Ladies and gentlemen, Shakespeare and his peers have left the building.
Have you ever come across Latin stage directions while doing a show? Tell us here!
Now you see them. Now you don’t.
A Scottish noblewoman urges her husband to lure the King to their castle and murder him in the night. He agrees with the plan and bids her, “Away, and mock the time with fairest show/False face must hide what the false heart doth know.”
And then they’re gone, creeping off into the wings as the next scene begins.
Macbeth and his Lady were following Shakespeare’s stage direction: “Exeunt,” or, “They exit.”
“Exeunt” is Latin. It’s the third-person plural present indicative of the verb exire, which translates as “to go out” or “to leave.” You see it a lot when reading Shakespeare, as well as in acting editions of other plays from the Elizabethan and Jacobean periods.

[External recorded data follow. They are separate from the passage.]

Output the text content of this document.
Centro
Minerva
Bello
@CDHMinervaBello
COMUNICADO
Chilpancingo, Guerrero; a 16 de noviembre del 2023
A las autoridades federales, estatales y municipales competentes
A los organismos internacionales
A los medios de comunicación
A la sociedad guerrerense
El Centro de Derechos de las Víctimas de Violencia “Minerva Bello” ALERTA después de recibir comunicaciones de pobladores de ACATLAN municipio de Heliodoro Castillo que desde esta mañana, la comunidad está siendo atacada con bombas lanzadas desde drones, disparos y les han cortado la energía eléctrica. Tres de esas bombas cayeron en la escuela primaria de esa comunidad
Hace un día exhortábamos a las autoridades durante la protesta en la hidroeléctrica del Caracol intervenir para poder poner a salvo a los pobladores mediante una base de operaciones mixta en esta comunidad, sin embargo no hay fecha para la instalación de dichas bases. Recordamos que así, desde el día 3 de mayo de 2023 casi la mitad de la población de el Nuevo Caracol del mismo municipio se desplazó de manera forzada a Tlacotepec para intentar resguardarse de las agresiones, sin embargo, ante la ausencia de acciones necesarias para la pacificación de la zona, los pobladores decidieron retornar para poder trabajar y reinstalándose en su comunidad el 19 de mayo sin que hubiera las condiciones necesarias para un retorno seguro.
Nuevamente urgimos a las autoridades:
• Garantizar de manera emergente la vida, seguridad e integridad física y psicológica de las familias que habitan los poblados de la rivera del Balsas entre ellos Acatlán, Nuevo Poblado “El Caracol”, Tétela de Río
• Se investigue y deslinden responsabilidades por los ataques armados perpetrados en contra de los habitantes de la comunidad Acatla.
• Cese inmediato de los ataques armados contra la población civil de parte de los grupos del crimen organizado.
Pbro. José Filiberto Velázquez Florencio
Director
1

Back in Renaissance England, play scripts began to be printed and published for the first time. The fashion of the era was to use Latin for the stage directions. Remnants of that tradition persist in some playscripts of Shakespeare and his contemporaries, where “exeunt” indicates two or more actors are to leave the stage. It’s pronounced ek-see-uhnt or ek-see-oont.
When everyone departs the playing area at the same time, the direction becomes, “Exeunt omnes” (all exit). Here’s an example from the final moment of a famous tragedy:
PRINCE: …For never was a story of more woe/Than this of Juliet and her Romeo.
The whole cast leaves the stage. Curtain.